RedState’s leader and my friend, Erick Erickson, wrote a piece today titled “The Peter Principle”, in which he compares Peter’s thrice denial of Christ to Republicans who dismiss the views of Rush Limbaugh, Mark Levin, and Dick Cheney. Cheney was at least an elected leader. The others are not.

Rush Limbaugh is not my savior. He is neither my savior for my personal spiritual needs, nor the savior of the Republican party of modern conservatism. Rush Limbaugh is an entertainer. Period. He often says things I agree with, but he is driven by ratings. In order to ensure these ratings, he must incite and inflame. It is his job to keep “the base” irritated and agitated. And in doing so, he very often turns off those in the squishy middle that so many here are willing to purify from the party. The problem is, we need their votes to return from minority status.

Semantics about comparing Peter’s denial of Christ to Republican’s criticizing Limbaugh aside, the larger point of Erickson’s commentary is the suggestion that we should not be attacking our own, but instead be attacking “the left”. Using various references to scripture, he chides those of us who would criticize these modern day apostles:

Their typical means of ostracism is to condemn the rest of us for daring to say nice things about them.
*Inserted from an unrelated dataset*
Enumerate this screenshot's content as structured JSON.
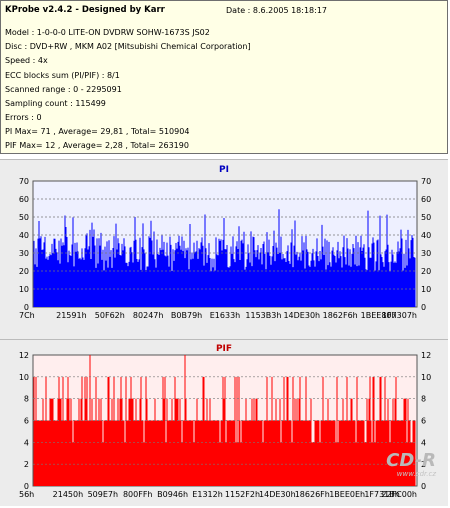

Reasons abound for this. Many of these weak minded fools are not really fellow travelers. Like a vulture flying in flock with swans, they benefit from the work the rest of us are doing to gain themselves credibility. The media plays along calling the vultures swans so others, they hope, see ugly ducklings around the vultures instead of swans.

Some mean well. Unfortunately, their high mindedness fractures and divides the rest.

I’ll answer with some scripture of my own, starting with Mathew 7:3-5 “Why do you look at the speck of sawdust in your brother’s eye and pay no attention to the plank in your own eye? How can you say to your brother, `Let me take the speck out of your eye,’ when all the time there is a plank in your own eye? You hypocrite, first take the plank out of your own eye, and then you will see clearly to remove the speck from your brother’s eye” As Louisiana Governor Bobby Jindal has so aptly stated, we were “fired for cause” in 2006 and 2008. Yet we have much of the same party and Congressional leadership. We are, in a sense, doing the same thing over and over again, and expecting a different result. The American people are a forgiving one, with one exception: Hypocrisy. Yet we have these same “leaders” that took us through the fiscal, ethical, personal, and lobbyist driven scandals that led us to deep minority status.

The subtitle of Erick’s piece is the quote “We Hang Together Or Hang Separately”. We hung together through the K-Street Project, where Jack Abramoff was able to get you legislation for Redskins tickets. We hung together while Ted Stevens gave us bridges to nowhere. We hung together when “deficits don’t matter” gave us Medicare Part D, and frankly, we’re hanging together now without a real assertion of what we’ll do differently if restored to power, clinging to the hope that Obama will fail, and the voters will have no other choice than to fire the other guys for cause, too. For these transgressions, we all were hung together on the gallows of 2006 and 2008. Fired. For. Cause.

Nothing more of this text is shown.